Bardziej dynamiczne perspektywy dotyczą za to biopaliw, w których produkcji przodują tzw. gospodarki wschodzące (ang. emerging economies) z Brazylią na czele. Rozwój sektora ma być o 30% szybszy niż w ciągu ostatnich pięciu lat. Udział gospodarek wschodzących w zaspokajaniu globalnego popytu na biopaliwa ma do 2028 r. wynieść 70%; 40% wyniesie udział Brazylii. Przeważającą, bo sięgającą 90% część „ekspansji” ma stanowić sektor transportu drogowego. Wraz z pojazdami elektrycznymi biopaliwa istotnie zmniejszają zapotrzebowanie na ropę naftową – mówi IEA. Agencja zastrzega jednak, że przedstawiona prognoza nadal nie umożliwia spełnienia postawionego wcześniej celu potrojenia zapotrzebowania na biopaliwa do 2030 r. Aby go osiągnąć, kolejny raz potrzeba odpowiednich polityk, w tym dywersyfikacji surowcowej.

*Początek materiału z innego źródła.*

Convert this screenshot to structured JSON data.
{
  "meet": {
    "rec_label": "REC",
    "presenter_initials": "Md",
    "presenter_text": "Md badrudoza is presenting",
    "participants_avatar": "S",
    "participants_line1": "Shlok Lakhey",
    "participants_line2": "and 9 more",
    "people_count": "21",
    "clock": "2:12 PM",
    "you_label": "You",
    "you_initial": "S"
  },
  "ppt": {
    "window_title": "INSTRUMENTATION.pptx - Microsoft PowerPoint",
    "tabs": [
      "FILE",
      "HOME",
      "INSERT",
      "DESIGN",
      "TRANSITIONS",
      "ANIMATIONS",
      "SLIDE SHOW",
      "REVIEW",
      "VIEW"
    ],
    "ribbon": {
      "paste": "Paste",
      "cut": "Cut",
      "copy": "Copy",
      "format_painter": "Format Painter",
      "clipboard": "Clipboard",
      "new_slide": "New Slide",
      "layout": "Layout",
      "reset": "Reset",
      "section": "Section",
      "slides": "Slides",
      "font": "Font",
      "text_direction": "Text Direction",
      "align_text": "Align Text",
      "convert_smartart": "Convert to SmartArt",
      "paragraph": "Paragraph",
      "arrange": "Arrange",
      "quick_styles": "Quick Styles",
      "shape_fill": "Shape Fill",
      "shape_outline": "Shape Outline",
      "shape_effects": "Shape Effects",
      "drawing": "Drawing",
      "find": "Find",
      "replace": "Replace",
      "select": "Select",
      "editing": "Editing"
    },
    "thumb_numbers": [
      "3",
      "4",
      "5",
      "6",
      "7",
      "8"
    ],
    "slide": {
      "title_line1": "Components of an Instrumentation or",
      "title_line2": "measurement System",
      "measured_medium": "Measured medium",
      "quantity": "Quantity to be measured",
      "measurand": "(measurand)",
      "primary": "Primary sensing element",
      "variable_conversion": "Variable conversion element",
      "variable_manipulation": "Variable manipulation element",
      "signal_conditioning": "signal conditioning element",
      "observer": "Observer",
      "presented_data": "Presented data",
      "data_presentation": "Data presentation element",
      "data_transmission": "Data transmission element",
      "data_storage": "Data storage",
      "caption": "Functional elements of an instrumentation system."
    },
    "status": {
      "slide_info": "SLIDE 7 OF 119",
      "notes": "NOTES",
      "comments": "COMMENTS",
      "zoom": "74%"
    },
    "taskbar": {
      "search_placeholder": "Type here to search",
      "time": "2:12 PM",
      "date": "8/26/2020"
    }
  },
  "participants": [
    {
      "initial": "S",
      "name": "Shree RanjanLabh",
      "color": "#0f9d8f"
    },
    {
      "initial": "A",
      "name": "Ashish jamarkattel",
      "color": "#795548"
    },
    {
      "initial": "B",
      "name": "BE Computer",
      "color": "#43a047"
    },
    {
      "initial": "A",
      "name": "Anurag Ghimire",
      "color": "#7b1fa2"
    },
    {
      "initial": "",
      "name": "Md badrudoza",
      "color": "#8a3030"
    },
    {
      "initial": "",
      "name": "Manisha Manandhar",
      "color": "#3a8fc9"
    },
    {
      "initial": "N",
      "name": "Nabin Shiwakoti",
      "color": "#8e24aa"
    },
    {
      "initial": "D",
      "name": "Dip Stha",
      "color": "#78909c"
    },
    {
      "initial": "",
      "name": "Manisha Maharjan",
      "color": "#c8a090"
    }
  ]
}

Ciepło z OZE w prognozach IEA
Do 2028 r. z 13 do 17% wzrośnie konsumpcja ciepła ze źródeł odnawialnych, czego zasługą jest m.in. rosnąca popularność pomp ciepła w UE, USA i Chinach. To jednak wciąż za mało, aby odejść od wykorzystania w ciepłownictwie paliw kopalnych, tak aby „skierować świat na drogę do osiągniecia celów Porozumienia Paryskiego”. IEA ostrzega, że bez podjęcia bardziej zdecydowanych działań w 2028 r. ciepłownictwo w skali świata może pochłonąć ponad 1/5 pozostałego budżetu węglowego umożliwiającego zatrzymanie globalnego wzrostu temperatur na poziomie 1,5 st. C w porównaniu z epoką przedprzemysłową. Aby do tego nie doszło, zużycie ciepła ze źródeł odnawialnych musi rosnąć 2,2 razy szybciej, przy „znacznie większej poprawie efektywności energetycznej i materiałowej”.